Answer
$a.\displaystyle \quad\tanh^{-1}(\frac{1}{2})$
$b.\displaystyle \quad\frac{1}{2}\ln 3$
Work Step by Step
$(a)$
Use table: "Integrals leading to inverse hyperbolic functions"

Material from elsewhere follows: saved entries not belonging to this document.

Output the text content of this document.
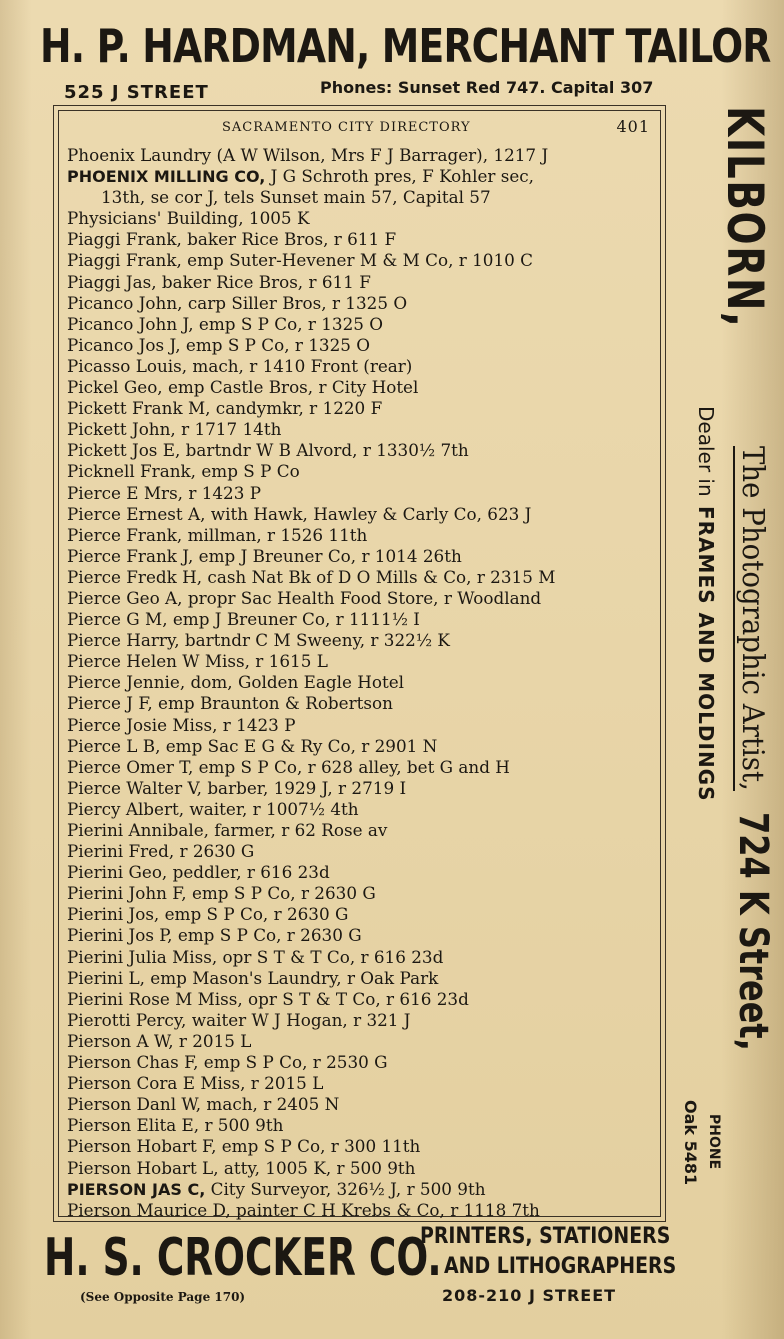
H. P. HARDMAN, MERCHANT TAILOR
525 J STREET	Phones: Sunset Red 747. Capital 307
SACRAMENTO CITY DIRECTORY	401
Phoenix Laundry (A W Wilson, Mrs F J Barrager), 1217 J
PHOENIX MILLING CO, J G Schroth pres, F Kohler sec,
13th, se cor J, tels Sunset main 57, Capital 57
Physicians' Building, 1005 K
Piaggi Frank, baker Rice Bros, r 611 F
Piaggi Frank, emp Suter-Hevener M & M Co, r 1010 C
Piaggi Jas, baker Rice Bros, r 611 F
Picanco John, carp Siller Bros, r 1325 O
Picanco John J, emp S P Co, r 1325 O
Picanco Jos J, emp S P Co, r 1325 O
Picasso Louis, mach, r 1410 Front (rear)
Pickel Geo, emp Castle Bros, r City Hotel
Pickett Frank M, candymkr, r 1220 F
Pickett John, r 1717 14th
Pickett Jos E, bartndr W B Alvord, r 1330½ 7th
Picknell Frank, emp S P Co
Pierce E Mrs, r 1423 P
Pierce Ernest A, with Hawk, Hawley & Carly Co, 623 J
Pierce Frank, millman, r 1526 11th
Pierce Frank J, emp J Breuner Co, r 1014 26th
Pierce Fredk H, cash Nat Bk of D O Mills & Co, r 2315 M
Pierce Geo A, propr Sac Health Food Store, r Woodland
Pierce G M, emp J Breuner Co, r 1111½ I
Pierce Harry, bartndr C M Sweeny, r 322½ K
Pierce Helen W Miss, r 1615 L
Pierce Jennie, dom, Golden Eagle Hotel
Pierce J F, emp Braunton & Robertson
Pierce Josie Miss, r 1423 P
Pierce L B, emp Sac E G & Ry Co, r 2901 N
Pierce Omer T, emp S P Co, r 628 alley, bet G and H
Pierce Walter V, barber, 1929 J, r 2719 I
Piercy Albert, waiter, r 1007½ 4th
Pierini Annibale, farmer, r 62 Rose av
Pierini Fred, r 2630 G
Pierini Geo, peddler, r 616 23d
Pierini John F, emp S P Co, r 2630 G
Pierini Jos, emp S P Co, r 2630 G
Pierini Jos P, emp S P Co, r 2630 G
Pierini Julia Miss, opr S T & T Co, r 616 23d
Pierini L, emp Mason's Laundry, r Oak Park
Pierini Rose M Miss, opr S T & T Co, r 616 23d
Pierotti Percy, waiter W J Hogan, r 321 J
Pierson A W, r 2015 L
Pierson Chas F, emp S P Co, r 2530 G
Pierson Cora E Miss, r 2015 L
Pierson Danl W, mach, r 2405 N
Pierson Elita E, r 500 9th
Pierson Hobart F, emp S P Co, r 300 11th
Pierson Hobart L, atty, 1005 K, r 500 9th
PIERSON JAS C, City Surveyor, 326½ J, r 500 9th
Pierson Maurice D, painter C H Krebs & Co, r 1118 7th
KILBORN,
The Photographic Artist,
724 K Street,
Dealer in
FRAMES AND MOLDINGS
PHONE
Oak 5481
H. S. CROCKER CO.
PRINTERS, STATIONERS
AND LITHOGRAPHERS
(See Opposite Page 170)	208-210 J STREET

3. $\displaystyle \int\frac{du}{a^{2}-u^{2}}=\left\{\begin{array}{ll}
\frac{1}{a}\tanh^{-1}(\frac{u}{a})+C, & u^{2} \lt a^{2}\\
\frac{1}{a}\coth^{-1}(\frac{u}{a})+C, & u^{2}\gt a^{2}
\end{array}\right.$
on the interval $[0,1/2]$, the graph of $y=x^{2}$ is below the graph of $y=x$, so we apply the $\tanh^{-1}$ case.
$a=1, u(x)=x, du=dx,$
$\displaystyle \int_{0}^{1}\frac{dx}{1-x^{2}}= \left[ \tanh^{-1}(\frac{x}{1}) \right]_{0}^{1/2}$
$= \displaystyle \tanh^{-1}(\frac{1}{2}) - \tanh^{-1}(0)$
$= \displaystyle \tanh^{-1}(\frac{1}{2})$
$(b)$
Using the formulas in the box above these exercises,
$\displaystyle \tanh^{-1}x=\frac{1}{2}\ln \displaystyle \frac{1+x}{1-x},\quad |x| \lt 1$
$\displaystyle \tanh^{-1}(\frac{1}{2})=\frac{1}{2}\ln \displaystyle \frac{1+\frac{1}{2}}{1-\frac{1}{2}}$
$=\displaystyle \frac{1}{2}\ln \displaystyle \frac{\frac{3}{2}}{\frac{1}{2}}$
$=\displaystyle \frac{1}{2}\ln 3$